Wien – Der Abgang war typisch: Grummelnd, schweigend, machtbewusst. "Ich wüsste nicht, wer mir internen Druck geben soll", grantelte Rudolf Nürnberger Journalisten an, die Hintergründe seines überraschenden Abgangs erfahren wollten. Die Botschaft war klar: Niemand in der Gewerkschaft hat einem Nürnberger etwas anzuschaffen – dort hat er das Sagen.

In der Tat war es nicht jemand, sondern etwas, das den Tarockpartner Alfred Gusenbauers nach rund 18 Jahren an der Spitze der Metaller-Gewerkschaft den Abschied nehmen ließ: Die Bawag-Affäre. Nürnberger braucht in seiner wortkargen Art für die Beschreibung der Folgen der Bawag-Krise einen Satz: "Der ÖGB ist in seiner schwierigsten Situation seit Bestehen."

Führungstrio und Dreierfeindschaft

Denn Heuschreckenkapitalismus ist dem in der Wolle gefärbten Arbeitergewerkschafter Nürnberger so zuwider wie Maßanzüge. 34 Jahre war Nürnberger in der Gewerkschaft – zu lange, um die notwendige Reform umsetzen zu können: Dafür brauche es, meint Nürnberger, "jüngere Personen". Also geht der 60-Jährige. Im Parlament sind die Nürnberger-Reden im breiten Wienerisch seit 2004 nicht mehr zu hören, im ÖGB wollte er aber noch bis 2007 bleiben.

Nürnbergers Abschied macht das Ende der drei großen alten Männer im ÖGB komplett: Hans Sallmutter, Chef der Gewerkschaft der Privatangestellten, hat sich im Vorjahr in die Pension verabschiedet, ÖGB-Chef Fritz Verzetnitsch stolperte über die Bawag. Das Führungstrio verband nicht nur das gemeinsame Alter, sondern auch gepflegte Dreierfeindschaft: Nürnberger fand Verzetnitsch zu zögerlich.
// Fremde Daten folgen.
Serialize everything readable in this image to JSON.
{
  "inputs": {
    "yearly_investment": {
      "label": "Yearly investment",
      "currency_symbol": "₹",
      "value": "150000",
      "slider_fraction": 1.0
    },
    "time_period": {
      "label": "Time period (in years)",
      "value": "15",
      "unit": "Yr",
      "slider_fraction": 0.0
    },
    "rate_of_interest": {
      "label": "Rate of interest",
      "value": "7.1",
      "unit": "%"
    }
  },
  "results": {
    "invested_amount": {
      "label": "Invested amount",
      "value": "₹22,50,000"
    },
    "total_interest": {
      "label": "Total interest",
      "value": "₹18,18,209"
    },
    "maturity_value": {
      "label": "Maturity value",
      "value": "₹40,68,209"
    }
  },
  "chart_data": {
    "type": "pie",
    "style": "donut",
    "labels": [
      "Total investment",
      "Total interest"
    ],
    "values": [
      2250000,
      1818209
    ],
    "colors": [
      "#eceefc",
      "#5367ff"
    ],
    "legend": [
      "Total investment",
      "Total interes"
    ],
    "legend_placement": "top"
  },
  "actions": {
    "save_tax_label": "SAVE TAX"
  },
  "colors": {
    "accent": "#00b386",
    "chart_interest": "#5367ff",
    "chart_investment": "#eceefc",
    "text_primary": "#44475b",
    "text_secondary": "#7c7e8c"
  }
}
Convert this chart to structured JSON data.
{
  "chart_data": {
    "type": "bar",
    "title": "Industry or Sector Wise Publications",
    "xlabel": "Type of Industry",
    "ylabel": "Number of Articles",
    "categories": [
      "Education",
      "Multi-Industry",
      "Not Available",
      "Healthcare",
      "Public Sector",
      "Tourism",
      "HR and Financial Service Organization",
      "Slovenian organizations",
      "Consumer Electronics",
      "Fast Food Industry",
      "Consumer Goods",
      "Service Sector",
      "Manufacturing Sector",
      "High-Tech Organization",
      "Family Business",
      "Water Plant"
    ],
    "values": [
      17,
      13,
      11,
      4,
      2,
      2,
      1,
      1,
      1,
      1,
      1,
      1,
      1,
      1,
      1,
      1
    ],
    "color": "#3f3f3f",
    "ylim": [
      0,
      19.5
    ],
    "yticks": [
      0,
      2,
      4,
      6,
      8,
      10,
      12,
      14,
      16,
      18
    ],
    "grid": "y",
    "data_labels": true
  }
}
Seine Aversion gegen den ÖGB-Chef ging so weit, dass Nürnberger sich vorübergehend mit Sallmutter auf eine Fusion ihrer Gewerkschaften einigte – nur kurz, dann stritten auch Nürnberger und Sallmutter wieder.

Protest in Gremien

Das lag auch am unterschiedlichen Politikzugang der beiden: Sallmutter war das öffentliche sorgenfaltige Gesicht der Pensions-Proteste des ÖGB – Nürnberger hingegen hat seinen Kontra-Bass gegen Pensionskürzungen in den Gremien hören lassen: Damals, im Jahr 2000, als Rot und Schwarz über eine Pensionsreform verhandelten – und Nürnberger den Koalitionspakt partout nicht unterschreiben konnte und wollte.

Das ist Geschichte, wie Nürnberger selbst. Seinen Nachfolger an der Spitze der Metallgewerkschaft hat er selbst ausgesucht: Erich Foglar, langjähriger Metaller, schweigsam, und seit Kurzem ÖGB-Finanzchef. Auch die Fusion der Gewerkschaft Metall/Textil mit Agrar/Nahrung ist auf Schienen. Wer Nürnbergers Rolle als Chef der roten Gewerkschafter einnimmt, ist offen. Ambitionen werden Eisenbahner Wilhelm Haberzettl und GPA-Chef Wolfgang Katzian nachgesagt. Wer auch das Rennen macht: Es wird die erste Personalentscheidung seit Jahrzehnten im ÖGB sein, bei der "Königsmacher" Nürnberger nicht die Fäden zieht. (Eva Linsinger/DER STANDARD, Printausgabe, 19.4.2006/(APA)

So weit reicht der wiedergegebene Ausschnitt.